December 22, 2004

the far blue mountains...

this year has been a very ... interesting year. It has been a year of success, a year of endings, and fresh beginnings, a year that ends with a fresh perspective on life. Fresh, hmm? Maybe that is not the right term to use. New, new in the sense that I have not had it before, but fresh doesn't seem to quite nail it down. Fresh seems to bear the idea of being new, exciting, or happy. This year, although not lacking in its own unique type of excitement and joy has also borne a distinct mark. A somewhat settled feeling on an unsettling experience. I am reminded of a painting that my mother gave me as I graduated high school. It is a landscape, and it depicts a road surrounded by woods ending at the edge of a wide open field at the foot of distant mountains.
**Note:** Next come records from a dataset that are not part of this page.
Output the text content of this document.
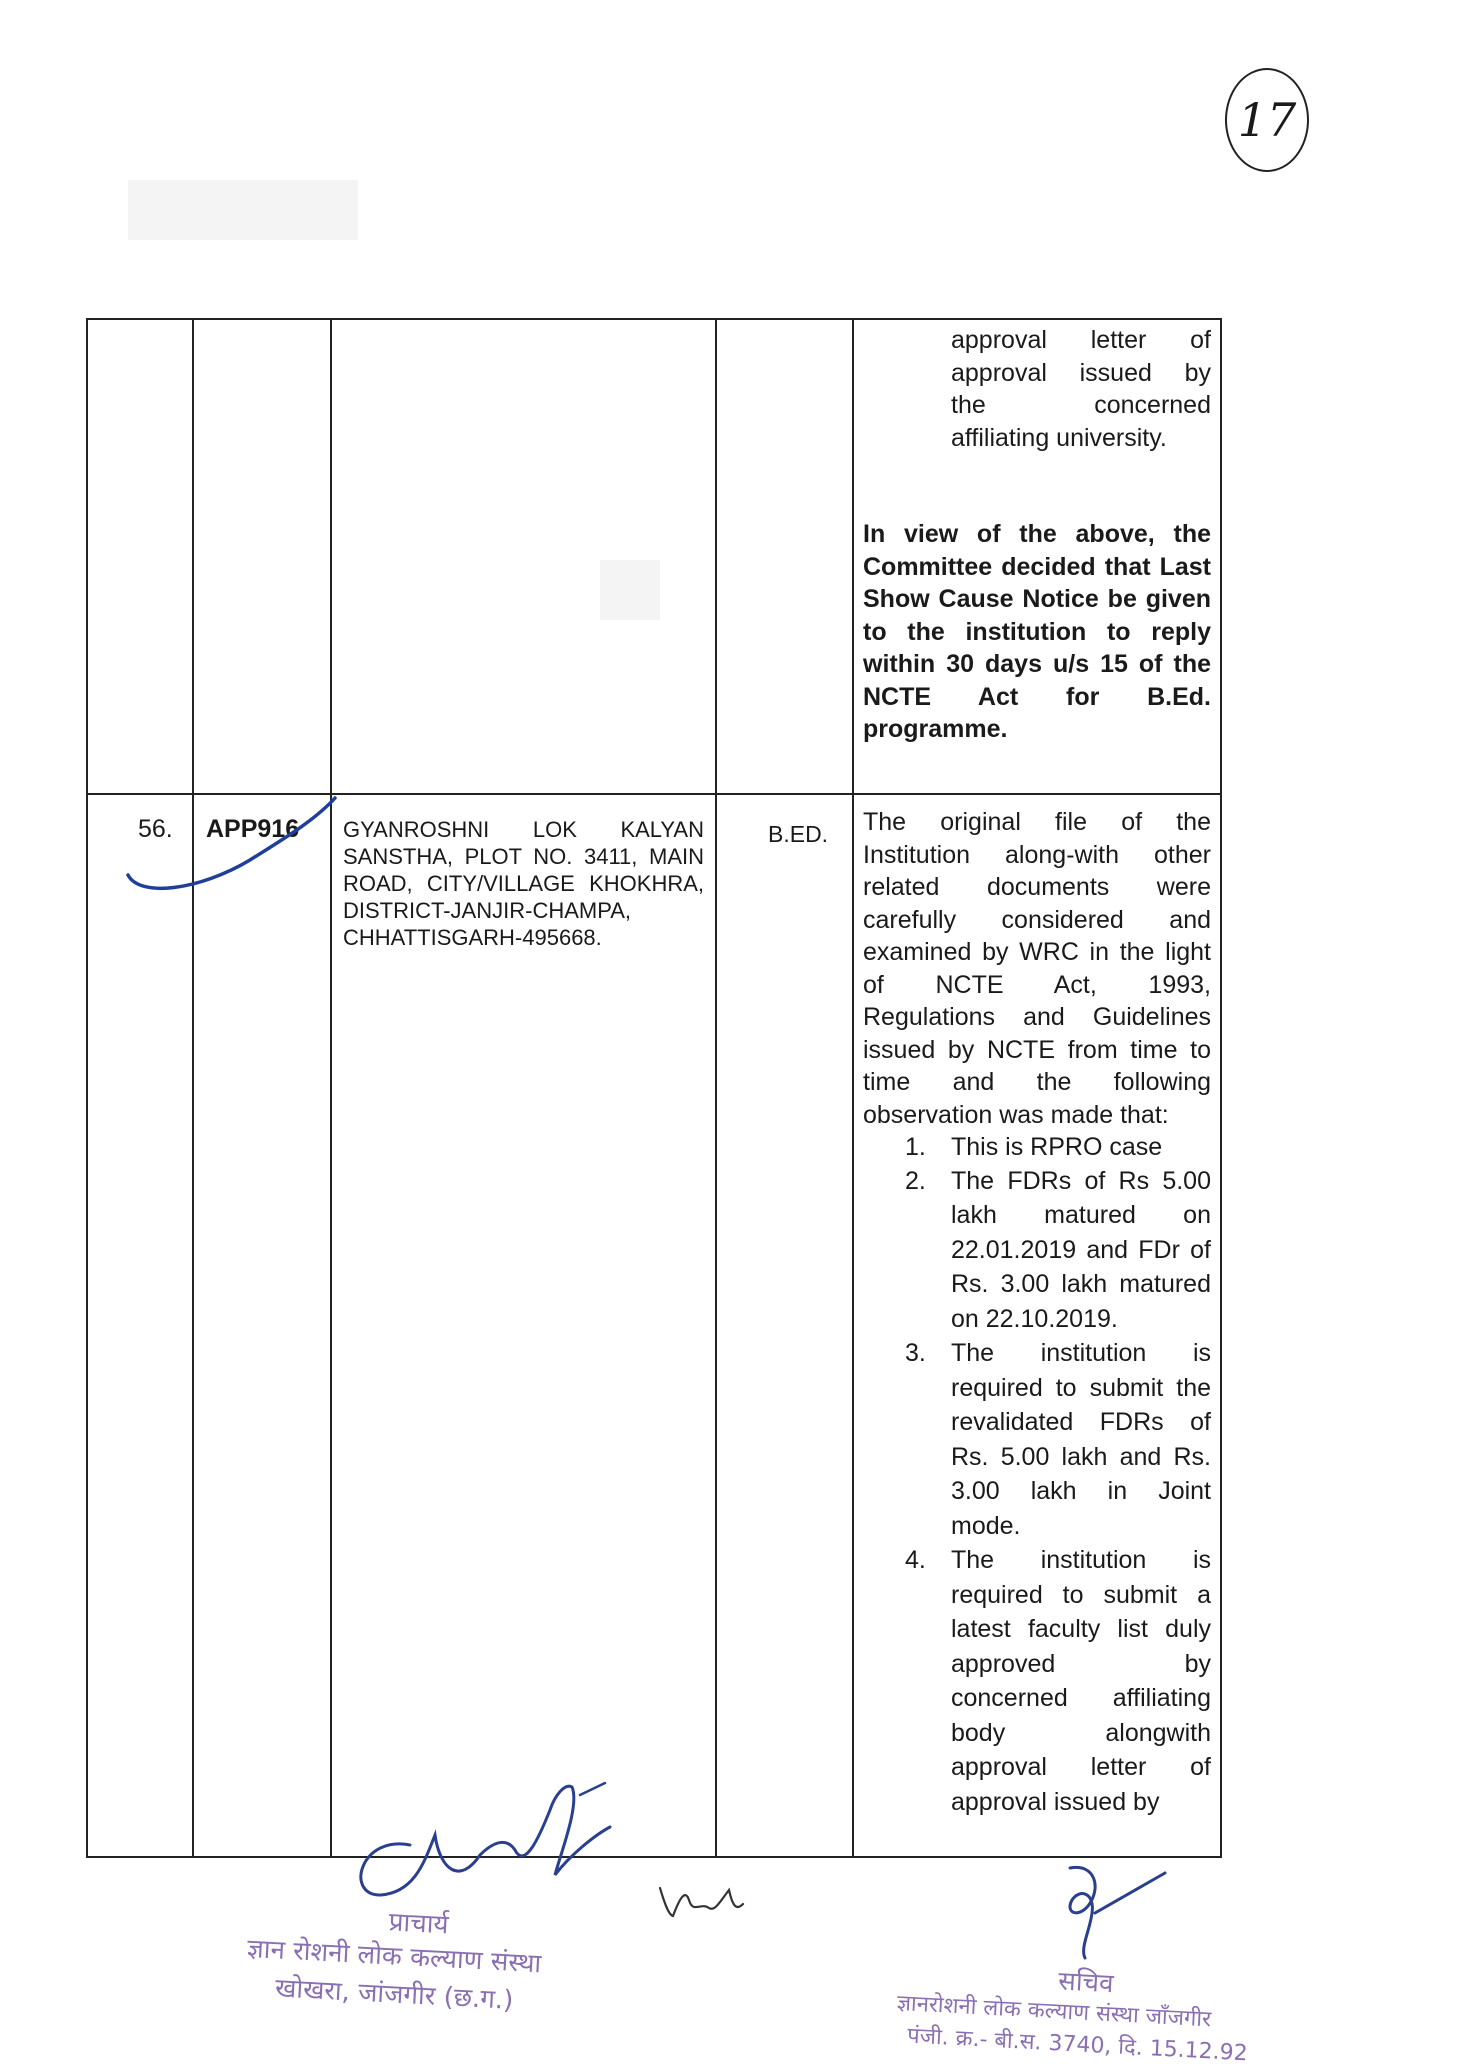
17
approval letter of
approval issued by
the concerned
affiliating university.
In view of the above, the Committee decided that Last Show Cause Notice be given to the institution to reply within 30 days u/s 15 of the NCTE Act for B.Ed. programme.
56. APP916 GYANROSHNI LOK KALYAN SANSTHA, PLOT NO. 3411, MAIN ROAD, CITY/VILLAGE KHOKHRA, DISTRICT-JANJIR-CHAMPA, CHHATTISGARH-495668.
B.ED. The original file of the Institution along-with other related documents were carefully considered and examined by WRC in the light of NCTE Act, 1993, Regulations and Guidelines issued by NCTE from time to time and the following observation was made that:
1. This is RPRO case
2. The FDRs of Rs 5.00 lakh matured on 22.01.2019 and FDr of Rs. 3.00 lakh matured on 22.10.2019.
3. The institution is required to submit the revalidated FDRs of Rs. 5.00 lakh and Rs. 3.00 lakh in Joint mode.
4. The institution is required to submit a latest faculty list duly approved by concerned affiliating body alongwith approval letter of approval issued by
प्राचार्य
ज्ञान रोशनी लोक कल्याण संस्था
खोखरा, जांजगीर (छ.ग.)	सचिव
ज्ञानरोशनी लोक कल्याण संस्था जाँजगीर
पंजी. क्र.- बी.स. 3740, दि. 15.12.92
Ever since I saw it, it struck me that this was my life. As one kind of road ends, another begins. A different kind of road, with less obvious signs, less visible markings to tell me where it leads. Yet, it leads to a very special place, shrouded in mystery ... somewhere beyond the plains and on the other side of the mountains. What lies beyond, what adventures, what experiences? What kind of person will I be when I get there, how will I change? Who will I meet, who will go with me, who will I leave behind? This road is full of questions. Questions that I cannot answer except by traveling the road. Each obsticle along the way revealing a little more about this mountain. This place I am forever moving towards and never quite reaching. This thing called my future. I am eager to be on the way, yet, I feel the hand of God holding me back. "Not yet" He says. "Don't let your gaze drift too far ahead, focus on the task at hand and all that will come in due time. Seemingly without effort, just as this road you are on now has reached its end." I hear the wisdom in this, and I struggle to gain control, knowing that I must adhere. Yet, a big part of me wants to agonize in the speculation about that mountain and what lies beyond it -- that thing called my future. But I find mastery over myself, and once again drop my gaze back to my current surroundings, and the road that is at my feet. The mountain will come soon enough, until then I am here.